The first two times, he lasted about a year. The third time he used Chantix. He took it for almost a year (tried to stop it sooner and really WANTED to smoke so doc said to restart the meds) and has been smoke free for 4 years now.
He did smoke for the first week he took the meds (as directed) and then used the patch (all 3 steps) after that for a few months. I know it's unusual to use the drug this way but it was all under a doctor's supervision.

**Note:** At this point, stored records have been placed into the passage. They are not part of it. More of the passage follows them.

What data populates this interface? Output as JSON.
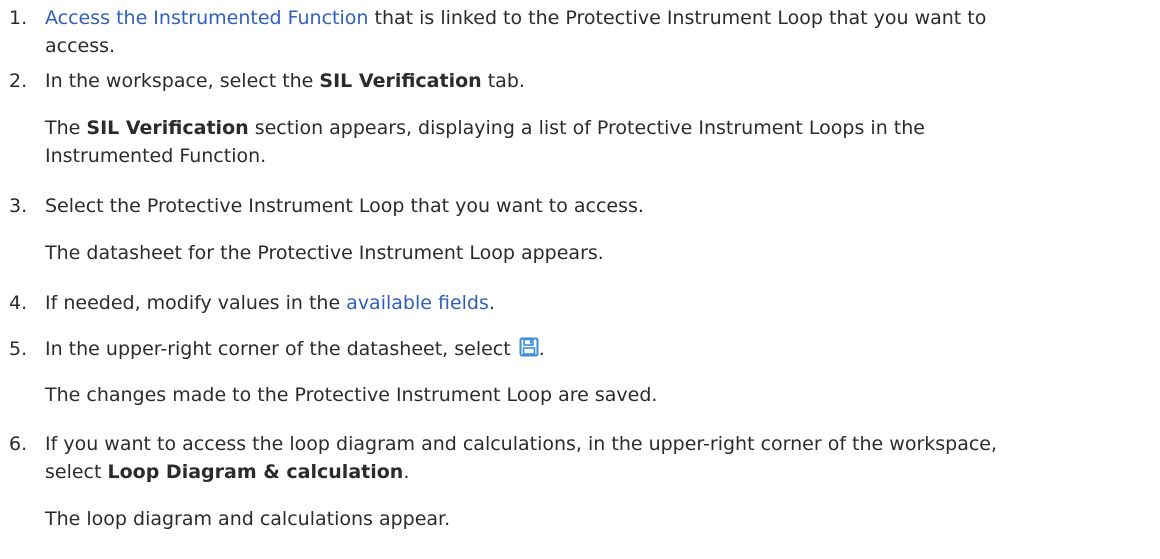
{
  "steps": [
    {
      "num": "1.",
      "link": "Access the Instrumented Function",
      "text_a": " that is linked to the Protective Instrument Loop that you want to",
      "text_b": "access."
    },
    {
      "num": "2.",
      "pre": "In the workspace, select the ",
      "bold": "SIL Verification",
      "post": " tab.",
      "note_bold": "SIL Verification",
      "note_a": " section appears, displaying a list of Protective Instrument Loops in the",
      "note_b": "Instrumented Function."
    },
    {
      "num": "3.",
      "text": "Select the Protective Instrument Loop that you want to access.",
      "note": "The datasheet for the Protective Instrument Loop appears."
    },
    {
      "num": "4.",
      "pre": "If needed, modify values in the ",
      "link": "available fields",
      "post": "."
    },
    {
      "num": "5.",
      "pre": "In the upper-right corner of the datasheet, select ",
      "icon": "save-icon",
      "post": ".",
      "note": "The changes made to the Protective Instrument Loop are saved."
    },
    {
      "num": "6.",
      "text_a": "If you want to access the loop diagram and calculations, in the upper-right corner of the workspace,",
      "pre_b": "select ",
      "bold": "Loop Diagram & calculation",
      "post_b": ".",
      "note": "The loop diagram and calculations appear."
    }
  ],
  "colors": {
    "link": "#2f5fbd",
    "icon": "#3a8fd6"
  }
}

We made sure he always had hard candy in his truck, anything to keep his mouth busy
Chantix CAN give you nasty side effects.
I used Buproprion. Worked great.
Hypnosis did not work for anyone I know.
One of my siblings is an Oncology nurse. She says her patients made her quit. Really gross to see what smoking does to people (and few of the family members quit after one of their own gets a smoking-related disease)
I have some things going for me. I am very strong willed. While I like smoking, I am starting to notice physical effects that I don't like. The cost is really the last straw. There is no smoking in my house, and super supportive wonderful husband is allergic to smoke and a cardio-pulmonary PT; he is very much rooting for me.
I have one friend who quite with "The Book"; effective for three years thus far. Several friends have used chantix successfully, including one woman whom I never EVER thought would quit, so that gives me hope.
I am going to put the money I would spend on cigarettes into savings for a horse. If that isn't an incentive, I don't know what is!
I'll call the doc on Tuesday. Thanks again for the ideas and good thoughts. And MSJ, I strongly suspect I am going to be intolerable to be around for a time. I'm barely tolerable as is!